THE FOURTH DIMENSION

L'Étrange Festival manquerait à sa réputation s'il ne nous offrait pas au gré de ses séances quelque OFNI dont l'anthologie bizarroïde The Fourth Dimension fait indéniablement partie. Censé donner libre cours à la vision que trois réalisateurs (le californien Harmony Korine,le polonais Jan Kwiecinski et le russe Aleksei Fedorchenko) ont de la quatrième dimension, cet artefact plutôt mal ficelé ne réussit guère à convaincre. À part le premier segment de Harmony Korine où un Val Kilmer en complète roue libre (après sa prestation de Twixt) réussit à nous amuser dans un exercice d'improvisation casse-gueule dont il se tire avec aisance, laissant espérer une résurrection professionnelle comme il est possible au cinéma, le reste de  The Fourth Dimension distille un ennui profond du fait des prétentions pseudo-autheurisantes de leurs auteurs. Et que celui qui a trouvé le lien entre ces trois sketchs adresse un mail à Ecran Large pour nous expliquer ce mystère !

 


 

A CHINESE GHOST STORY 2011

Remake friqué du classique de Ching Siu-Tung & Tsui Hark de 1987, A Chinese Ghost Story ne réussit en rien à faire oublier son glorieux modèle ni à l'égaler. On peut trouver quelques motifs de satisfaction dans cette tentative que ce soit dans les affrontements martiaux bien nerveux, le design qui renoue avec le style des wu xia pan fantastiques des années 80 ou dans les interprétations de Louis Koo en moine taoïste guerrier (une variation romantique de celui créé par Wu Ma dans la version 1987) ou celle toute en extravagance de Kara Hui dans le rôle de démon Lau Lau.

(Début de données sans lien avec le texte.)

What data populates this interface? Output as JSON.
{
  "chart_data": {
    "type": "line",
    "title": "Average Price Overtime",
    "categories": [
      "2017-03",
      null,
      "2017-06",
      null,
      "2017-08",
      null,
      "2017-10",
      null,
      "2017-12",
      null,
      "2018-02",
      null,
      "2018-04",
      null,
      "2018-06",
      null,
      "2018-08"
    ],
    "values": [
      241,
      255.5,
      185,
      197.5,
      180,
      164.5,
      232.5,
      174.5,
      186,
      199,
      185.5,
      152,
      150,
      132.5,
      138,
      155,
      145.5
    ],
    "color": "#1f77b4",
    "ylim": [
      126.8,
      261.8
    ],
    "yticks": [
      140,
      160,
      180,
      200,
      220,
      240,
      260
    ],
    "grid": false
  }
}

Mais c'est indéniablement la grâce qui fait le plus défaut au film de Wilson Yip. A l'image de l'interprétation du couple Yu Shaoqun/Liu Yifei qui fait bien pâle figure en comparaison du couple original Leslie Cheung/Joey Wong. Même rengaine avec les effets numériques trop propres qui n'ont pas la patine des effets plus réalistes des années 80. Seule la BO a été préservée, la belle chanson de Leslie Cheung venant illustrer le générique final qui clôt un spectacle qui en laissera plus d'un dubitatif sur l'utilité d'une telle entreprise, hormis l'appât du gain. Toutefois, reconnaissons que le résultat s'avère moins catastrophique que d'autres remakes entrepris récemment à Hong-Kong, comme The Sorcerer and the White Snake de Ching Siu-Tung.